Heute vor einem Jahr hat Russland die Ukraine überfallen, zum zweiten Mal, nachdem es 2014 schon einmal die von ihm selbst im Budapester Memorandum 1994 garantierten Grenzen der Ukraine verletzt und die Krim annektiert hatte. Brutale Machtpolitik, gleichwohl fast schon achselzuckend hingenommen.
Diesmal hat sich der Westen allerdings richtig erschrocken. Der neue Krieg hat dem Westen die Illusion genommen, dass es nicht so schlimm ist, wenn Putin Menschen abschlachtet, dass er trotzdem ein „lupenreiner Demokrat“ und vor allem ein verlässlicher Geschäftspartner sein könne. So lange die Leichenberge in Grosny oder in Syrien lagen, weit weg, konnte man Putins Menschenverachtung gut verdrängen.
Jetzt, mit dem Krieg vor der eigenen Haustür und dem unguten Gefühl, dass sich Putin, wenn man ihn nicht stoppt, vielleicht demnächst auch Polen oder das Baltikum vornimmt und dann die Konfrontation mit der NATO noch einmal ganz andere Dimensionen annimmt, jetzt verdrängen wir statt dessen, dass rund um den Globus viele mörderische Konflikte weitergehen. Jemen, der Südsudan, Tigray, Libyen, Irak, Syrien, Myanmar, Afghanistan, Mali. Das alles ist durch den Ukrainekrieg wieder ganz weit weggerückt.
In der öffentlichen Diskussion sind die Rollen des Bösewichts und der Guten derzeit klar verteilt: Putin ist der Schurke, keine Frage, er ist wirklich einer, der Westen steht für liberale Werte, für Demokratie, Rechtsstaatlichkeit und Menschenrechte. Eindeutige Fronten? Im globalen Süden sieht man da manches anders, man hat da nicht immer die besten Erfahrungen mit dem Westen gemacht, aber der Süden ist auch weit weg. Leben da nicht Eingeborene, die in Lehmhütten hausen, Kakao anbauen und von unseren Hilfsorganisationen versorgt werden? Gut, neuerdings schürfen sie auch seltene Erden aus dem Boden. Was verstehen die schon von Politik. Dass manche Regionen in den armen Ländern diesen Vorstellungen auch noch wirklich entsprechen, macht die Sache nicht unbedingt besser. Den Politikern dort mag China eher als Entwicklungsmodell für den Weg aus der Armut vor Augen stehen als das geldige Deutschland.

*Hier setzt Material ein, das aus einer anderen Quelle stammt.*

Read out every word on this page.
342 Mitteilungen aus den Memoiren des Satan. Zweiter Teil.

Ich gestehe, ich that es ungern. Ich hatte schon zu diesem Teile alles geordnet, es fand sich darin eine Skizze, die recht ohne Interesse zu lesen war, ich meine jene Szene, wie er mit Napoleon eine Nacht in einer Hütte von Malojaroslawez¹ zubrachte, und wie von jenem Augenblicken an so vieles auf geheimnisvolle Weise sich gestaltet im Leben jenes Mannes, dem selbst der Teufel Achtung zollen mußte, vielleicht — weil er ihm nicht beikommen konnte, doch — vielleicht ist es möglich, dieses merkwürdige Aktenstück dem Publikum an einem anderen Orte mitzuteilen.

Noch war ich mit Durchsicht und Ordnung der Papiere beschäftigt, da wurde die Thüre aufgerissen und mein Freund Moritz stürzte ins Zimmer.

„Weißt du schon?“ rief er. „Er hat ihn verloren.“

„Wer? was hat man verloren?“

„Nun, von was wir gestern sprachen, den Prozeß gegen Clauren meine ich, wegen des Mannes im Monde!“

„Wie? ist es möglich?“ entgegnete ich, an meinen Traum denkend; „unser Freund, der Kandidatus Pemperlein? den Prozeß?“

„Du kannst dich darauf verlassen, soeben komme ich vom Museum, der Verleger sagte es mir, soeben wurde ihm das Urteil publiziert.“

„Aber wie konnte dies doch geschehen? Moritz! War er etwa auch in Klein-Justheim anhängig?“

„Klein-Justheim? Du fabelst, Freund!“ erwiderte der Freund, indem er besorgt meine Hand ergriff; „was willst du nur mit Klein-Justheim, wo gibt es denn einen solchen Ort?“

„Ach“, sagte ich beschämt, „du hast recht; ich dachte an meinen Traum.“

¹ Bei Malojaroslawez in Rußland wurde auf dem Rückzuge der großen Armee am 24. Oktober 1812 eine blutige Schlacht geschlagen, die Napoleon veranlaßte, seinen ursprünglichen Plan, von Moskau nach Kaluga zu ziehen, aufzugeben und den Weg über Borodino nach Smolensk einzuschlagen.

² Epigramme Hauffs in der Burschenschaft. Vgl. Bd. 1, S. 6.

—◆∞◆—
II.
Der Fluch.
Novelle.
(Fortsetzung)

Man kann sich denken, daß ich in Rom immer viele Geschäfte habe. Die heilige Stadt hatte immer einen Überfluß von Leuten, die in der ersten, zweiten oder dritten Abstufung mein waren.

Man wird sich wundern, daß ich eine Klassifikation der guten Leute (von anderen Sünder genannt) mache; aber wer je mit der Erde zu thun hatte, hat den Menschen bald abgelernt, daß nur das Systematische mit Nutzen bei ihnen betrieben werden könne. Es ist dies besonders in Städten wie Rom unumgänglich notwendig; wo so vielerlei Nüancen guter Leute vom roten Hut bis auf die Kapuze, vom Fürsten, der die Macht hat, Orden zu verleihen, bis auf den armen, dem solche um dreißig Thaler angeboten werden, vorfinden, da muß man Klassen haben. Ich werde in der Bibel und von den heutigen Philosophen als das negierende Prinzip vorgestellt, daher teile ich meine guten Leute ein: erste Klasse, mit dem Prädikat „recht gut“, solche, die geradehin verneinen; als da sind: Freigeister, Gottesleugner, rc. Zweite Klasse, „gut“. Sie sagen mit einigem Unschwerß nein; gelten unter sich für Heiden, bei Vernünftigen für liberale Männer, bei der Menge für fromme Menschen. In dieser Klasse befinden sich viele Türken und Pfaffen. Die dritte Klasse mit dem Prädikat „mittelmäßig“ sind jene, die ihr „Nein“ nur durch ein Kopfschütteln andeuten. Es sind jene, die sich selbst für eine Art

Dazu noch sind die westlichen Werte auch in den Augen vieler Europäer und US-Amerikaner inzwischen von Fäulnis befallen. Was sind das für Werte, die Wohnen in den Städten unerschwinglich machen, die mit sklavenartigen Arbeitsverhältnissen Profite erwirtschaften lassen, oder Menschen im Alter aus der Gesellschaft ausgrenzen und in unbezahlbare Pflegeheime abschieben? All das gepaart mit neoimperialer Überheblichkeit, mit Missachtung der „Peripherie“, mit dem Übersehen von Warnsignalen, dass auch nach dem angeblichen „Ende der Geschichte“ nicht die ganze Welt nach diesen nicht mehr so hell leuchtenden westlichen Werten strebt. Das Scheitern der Exportversuche liberaler Gesellschaftsmodelle in den Irak oder nach Afghanistan, die Abwendung von den „westlichen Werten“ in der Türkei, in Südostasien, selbst innerhalb der EU, in Polen oder Ungarn: Es hat kein Nachdenken über die eigene Entwicklung befördert, immer waren nur die anderen die Problemfälle.
Vielleicht ist auch dieser Verlust an „soft power“ ein Teil der Erklärung dafür, dass Putins Propaganda in Russland, aber auch andernorts, auch bei uns, auf durchaus fruchtbaren Boden fällt, samt seinen altbackenen „antiwoken“ kyrillischen Männlichkeits- und Härteidealen. Vielleicht muss „der Westen“ auch bei seinen vielzitierten Werten wieder aufrüsten, nicht nur bei den Panzern. Im Interesse der eigenen Bürger:innen wäre es ohnehin. Aber diese Herausforderung ist noch nicht in den Köpfen angekommen, es gibt in Deutschland nach wie vor keinen „Wumms“ im Wohnungsbau oder in der Pflege. Vom Klimawandel ganz zu schweigen.
Das alles ändert natürlich nichts daran, dass Putin gestoppt werden muss. Im Moment helfen da nur Waffen. Aber der Ukrainekrieg sollte doch auch das Nachdenken darüber anregen, was ein gutes Leben ausmacht, was für alle erstrebenswert ist und allen eine Zukunft bietet, was sich umso mehr auch gegen die Putins und Xis dieser Welt zu verteidigen lohnt.